# Starting a Home Vineyard



## jmac1961 (Jan 25, 2011)

I live in Northern California, in the Sacramento Valley, where it gets really hot during the summer. I am interested in planting some grapes so I can play around and not have to go find grapes. I have been told it is too hot where I live to grow whites, or almost any wine grape. I have some tall trees to the south of my property. I was thinking by planting the vines along the southern edge of my property the vines would get some shade during the day (and not be in the direct sun all day) and that would help make it cooler for them. There is also a small creek along the south side which I thought might help provide some cooling affect. I am looking for any thoughts on this plan or suggestions.


----------



## jtstar (Jan 25, 2011)

I believe what I would do in your situation is to check with the vineyards in your area you can do that by doing a search on your internet for vineyards in your area and talk to them about what grape would grow the best in that area they would be the experts for your area


----------



## mxsteve625 (Jan 25, 2011)

Cooperative extensiona are also a good source of information.
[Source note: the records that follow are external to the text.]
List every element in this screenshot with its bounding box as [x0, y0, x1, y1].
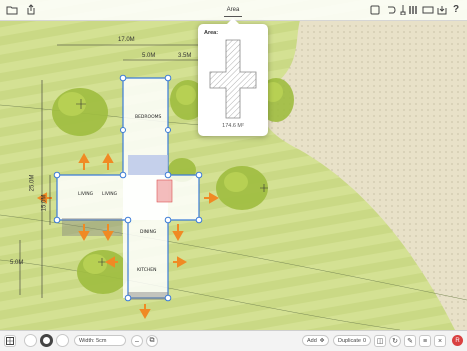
tab-area[interactable]: Area	[224, 4, 242, 17]
folder-icon[interactable]	[6, 3, 18, 16]
help-icon[interactable]: ?	[452, 3, 460, 16]
area-popup: Area: 174.6 M²	[198, 18, 268, 136]
room-label-kitchen: KITCHEN	[137, 268, 157, 273]
bottom-toolbar: Width: 5cm – ⧉ Add ✥ Duplicate 0 ◫ ↻ ✎ ≡…	[0, 330, 467, 351]
stroke-thick-button[interactable]	[40, 334, 53, 347]
duplicate-label: Duplicate	[338, 337, 361, 344]
duplicate-button[interactable]: Duplicate 0	[333, 335, 371, 346]
tree	[216, 166, 268, 210]
tree	[77, 250, 129, 294]
stack-icon[interactable]: ◫	[374, 335, 386, 347]
room-label-living2: LIVING	[102, 192, 118, 197]
dimension-right-segment: 3.5M	[178, 53, 192, 59]
grid-icon[interactable]	[4, 335, 16, 347]
add-label: Add	[307, 337, 317, 344]
import-icon[interactable]	[437, 3, 447, 16]
rotate-icon[interactable]: ↻	[389, 335, 401, 347]
duplicate-count: 0	[362, 337, 366, 344]
area-popup-title: Area:	[204, 30, 219, 36]
stroke-thin-button[interactable]	[24, 334, 37, 347]
add-button[interactable]: Add ✥	[302, 335, 329, 346]
dimension-small-left: 5.0M	[10, 260, 24, 266]
room-label-bedrooms: BEDROOMS	[135, 115, 162, 120]
tree	[52, 88, 108, 136]
stroke-swatch[interactable]	[56, 334, 69, 347]
close-icon[interactable]: ×	[434, 335, 446, 347]
dimension-top-width: 17.0M	[118, 37, 135, 43]
record-button[interactable]: R	[452, 335, 463, 346]
list-icon[interactable]: ≡	[419, 335, 431, 347]
edit-icon[interactable]: ✎	[404, 335, 416, 347]
width-selector[interactable]: Width: 5cm	[74, 335, 126, 346]
pencils-icon[interactable]	[408, 3, 418, 16]
undo-icon[interactable]	[386, 3, 396, 16]
dimension-height-outer: 25.0M	[29, 174, 36, 192]
area-value: 174.6 M²	[222, 123, 244, 129]
share-icon[interactable]	[26, 3, 36, 16]
calculator-icon[interactable]	[370, 3, 380, 16]
room-label-dining: DINING	[140, 230, 157, 235]
room-label-living: LIVING	[78, 192, 94, 197]
minus-icon[interactable]: –	[131, 335, 143, 347]
dimension-left-segment: 5.0M	[142, 53, 156, 59]
copy-icon[interactable]: ⧉	[146, 335, 158, 347]
cross-shape-preview	[209, 39, 257, 119]
dimension-height-inner: 15.0M	[41, 194, 48, 212]
move-icon: ✥	[319, 337, 325, 344]
layers-icon[interactable]	[422, 3, 434, 16]
brush-icon[interactable]	[399, 3, 407, 16]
University of California should have some really good information on growing grapes in your state.


----------



## AlFulchino (Jan 25, 2011)

in addition to what others have said......unless your place is hotter than so many places in the mediteranean and parts of the middle east....then i dont think you will have any issues


----------



## jmac1961 (Jan 26, 2011)

Thank You for pointing me in the right direction.


----------